CHAMWE KAIRA
Zambia and Zimbabwe are among a group of governments that have signed the Aviation Carbon Market Compact, marking steps in efforts to scale up supply of carbon credits for international aviation under the Carbon Offsetting and Reduction Scheme for International Aviation (CORSIA).
The two southern African countries, alongside the United Kingdom, Guyana, and Madagascar, have joined the Supporting Alliance for CORSIA Eligible Emissions Unit (EEU) Supply, bringing total participation in the initiative to 50 entities, according to the International Air Transport Association (International Air Transport Association).
In April last year, the Namibia Airports Company (NAC) said it has achieved a significant milestone in its sustainability journey, with Hosea Kutako International Airport and Walvis Bay International Airport attaining Airport Carbon Accreditation (ACA) Level.
Two months ago, the Namibia Civil Aviation Authority successfully hosted the official launch of the Sustainable Aviation Fuel (SAF) Feasibility Study, alongside an in-country stakeholder workshop in Windhoek.

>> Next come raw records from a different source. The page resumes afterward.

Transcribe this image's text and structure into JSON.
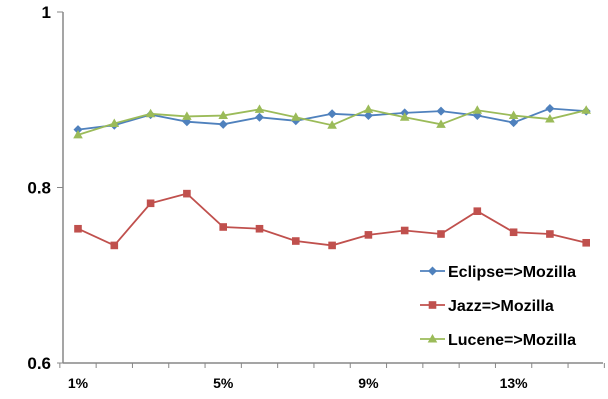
{
  "chart_data": {
    "type": "line",
    "x": [
      "1%",
      "2%",
      "3%",
      "4%",
      "5%",
      "6%",
      "7%",
      "8%",
      "9%",
      "10%",
      "11%",
      "12%",
      "13%",
      "14%",
      "15%"
    ],
    "x_tick_labels": [
      "1%",
      "5%",
      "9%",
      "13%"
    ],
    "y_tick_labels": [
      "0.6",
      "0.8",
      "1"
    ],
    "ylim": [
      0.6,
      1.0
    ],
    "grid": false,
    "legend_position": "right",
    "series": [
      {
        "name": "Eclipse=>Mozilla",
        "color": "#4F81BD",
        "marker": "diamond",
        "values": [
          0.866,
          0.871,
          0.883,
          0.875,
          0.872,
          0.88,
          0.876,
          0.884,
          0.882,
          0.885,
          0.887,
          0.882,
          0.874,
          0.89,
          0.887
        ]
      },
      {
        "name": "Jazz=>Mozilla",
        "color": "#C0504D",
        "marker": "square",
        "values": [
          0.753,
          0.734,
          0.782,
          0.793,
          0.755,
          0.753,
          0.739,
          0.734,
          0.746,
          0.751,
          0.747,
          0.773,
          0.749,
          0.747,
          0.737
        ]
      },
      {
        "name": "Lucene=>Mozilla",
        "color": "#9BBB59",
        "marker": "triangle",
        "values": [
          0.86,
          0.873,
          0.884,
          0.881,
          0.882,
          0.889,
          0.88,
          0.871,
          0.889,
          0.88,
          0.872,
          0.888,
          0.882,
          0.878,
          0.888
        ]
      }
    ]
  }
}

The Supporting Alliance for CORSIA Eligible Emissions Unit aims to strengthen and accelerate the availability of high-quality emissions units needed for CORSIA, which is expected to require between 225 million and 250 million carbon credits by spring 2027.
It does this by coordinating technical and financial support, improving countries’ access to carbon markets, and helping align national climate commitments with the process of authorising credits for aviation use.
Beyond the five governments that recently signed, several other countries, including Peru, have expressed interest in joining the initiative.
The Alliance also includes a wide range of stakeholders across the carbon market ecosystem, from airlines and aviation manufacturers to carbon standards bodies, trading platforms, and data providers.
Key industry organisations such as the International Emissions Trading Association (International Emissions Trading Association) and the Verified Carbon Market Collaborative (Verified Carbon Market Collaborative), alongside partners like Sylvera and Airbus, are providing technical and financial support to the programme.
According to IATA, the initiative is designed not only to boost supply but also to strengthen coordination between market demand and national policy frameworks under the UN climate regime.
It also seeks to help countries manage the interface between their Nationally Determined Contributions (NDCs) and the authorisation of carbon credits for use under CORSIA.
IATA’s senior vice president for sustainability and chief economist, Marie Owens Thomsen, said the growing participation demonstrates “strong and shared commitment” across governments and industry actors to ensure emissions units can be delivered at the scale and speed required.
Supporters of the initiative argue that the development of a more structured and transparent carbon credit system is essential to enabling aviation’s long-term decarbonisation goals, while also unlocking climate finance for participating countries.
The Supporting Alliance said it will continue to engage new members, share progress updates, and expand collaboration across the aviation and carbon market value chain as demand for CORSIA-eligible credits accelerates toward the 2027 target.